Export or edit this event...

CS Colloquium: Repairing software automatically using evolutionary computation

Portland State University Fourth Avenue Building (FAB)
1900 SW 4th Ave.
Portland, OR 97201, US (map)



Stephanie Forrest University of New Mexico

FAB 86-01


A pressing challenge for computer science over the next decade is reducing the total cost of software. This includes the billions of dollars that are lost each year from software defects. The number of software defects far outstrips the resources available for repairing them, and most software is shipped with both known and unknown bugs. This problem arises because human programmers still develop, maintain, and repair computer programs largely by hand, despite many years of progress in machine learning and artificial intelligence. The talk will describe recent research that shows how evolutionary computation can be combined with program analysis methods to automatically repair bugs in off-the-shelf legacy C programs. Once a program fault is discovered, evolutionary algorithms are used to generate program variants until one is found that both retains required functionality and avoids the defect in question. Standard test cases are used to represent the fault and to encode program requirements. Once a successful variant is discovered, structural differencing algorithms and delta debugging methods are used to minimize its size. Initial results will be presented on a wide range of C programs, including security vulnerabilities such as integer overflow, denial of service, format string, and buffer overflow. Finally, the talk will describe how the automatic repair mechanism can be combined with anomaly intrusion detection to produce a closed-loop repair system.

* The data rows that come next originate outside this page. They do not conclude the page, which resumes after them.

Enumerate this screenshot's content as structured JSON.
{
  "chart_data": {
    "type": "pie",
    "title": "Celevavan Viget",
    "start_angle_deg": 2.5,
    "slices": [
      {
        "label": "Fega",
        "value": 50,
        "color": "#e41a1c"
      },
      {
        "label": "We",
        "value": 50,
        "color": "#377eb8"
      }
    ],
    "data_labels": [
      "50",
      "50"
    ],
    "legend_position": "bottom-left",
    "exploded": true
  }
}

Stephanie Forrest is Professor and Chairman of the Computer Science Department at the University of New Mexico in Albuquerque. She is also an External Professor and has served on the Science Board and as Vice President of the Santa Fe Institute. Professor Forrest received M.S. and Ph.D. degrees in Computer and Communication Sciences from the University of Michigan (1982,1985) and a BA from St. John's College (1977). Before joining UNM in 1990 she worked for Teknowledge Inc. and was a Director's Fellow at the Center for Nonlinear Studies, Los Alamos National Laboratory. Her research studies adaptive systems, including evolutionary computation, immunology, biological modeling, and computer security. In security, she is best known for her early work using system calls for anomaly intrusion detection and her more recent work on automated diversity. She was a recipient of the NSF Presidental Young Investigator's Award and has recently served on the NSF GENI Science Council, the NSF CISE Advisory Committee, and the UCLA CENS Advisory Board.